Verdun, tome 2: L’agonie du fort de Vaux, Jean-Yves Le Naour (scénario), Marko et Holgado (dessin). Editions Grand Angle / Bamboo, 56 pages, 13,90 euros.

Un « symbole de l’acharnement des combats menés à Verdun ». La résistance des soldats français dans le fort de Vaux assiégé par les Allemands, début juin 1916, restera comme l’un des moments forts, entrés dans l’Histoire, de cette bataille symbole de la Première Guerre mondiale.

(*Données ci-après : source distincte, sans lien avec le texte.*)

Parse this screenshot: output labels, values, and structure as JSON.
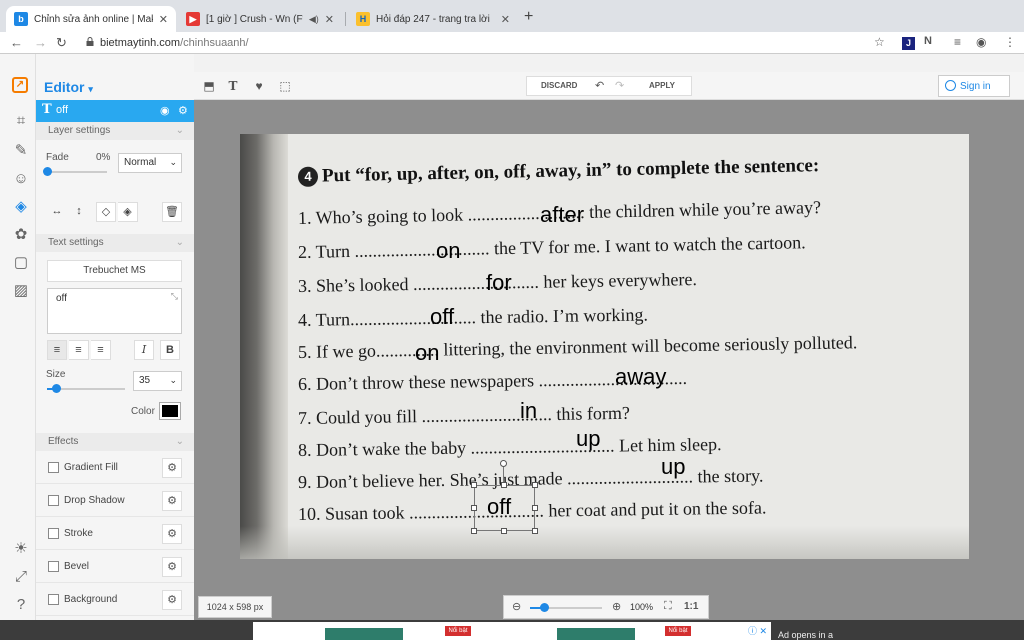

Le destin de Vaux commence à se jouer le 23 mai 1916. La situation s’est plus ou moins stabilisée depuis l’attaque allemande de février. Après la chute de celui de Douaumont, le fort de Vaux est un point-clé pour avancer sur Verdun. Déjà pilonnée par les bombardements, dans un décor devenu lunaire, la place-forte voit arriver son nouveau chef, le commandant Raynal. Blessé trois fois déjà, souffrant du paludisme, il s’est déclaré volontaire pour cet avant-poste. Il découvre un fort avec un sur-effectif d’hommes, venus se replier là des tranchées voisines et mal défendu. Il organise la défense en prévision de l’attaque allemande qui s’annonce. Celle-ci se déclenche le 1er juin. Encerclés, sans possibilité de renforts ou de ravitaillement, les 600 assiégés tiennent le choc des premiers assauts. Le 3 juin, une nouvelle attaque massive est repoussée. Mais les conditions de vie à l’intérieur de l’édifice sont dantesques. Calfeutrés dans leur casemate, dans la pénombre, l’atmosphère est asphyxiante, l’odeur insoutenable, es hommes n’ont plus d’eau, ils sont contraints de lécher les murs ou de boire leur urine, Les Français espèrent une contre-attaque alliée pour le 4 juin. Celle-ci échoue, faute de moyens suffisants. Tout comme une deuxième tentative le 6 juin.
Le 7 juin 1916, Raynal décide la reddition du fort. Impressionnés par la résistance héroïque des « poilus », les Allemands leur font une haie d’honneur et le commandant est même reçu par le Kronprinz.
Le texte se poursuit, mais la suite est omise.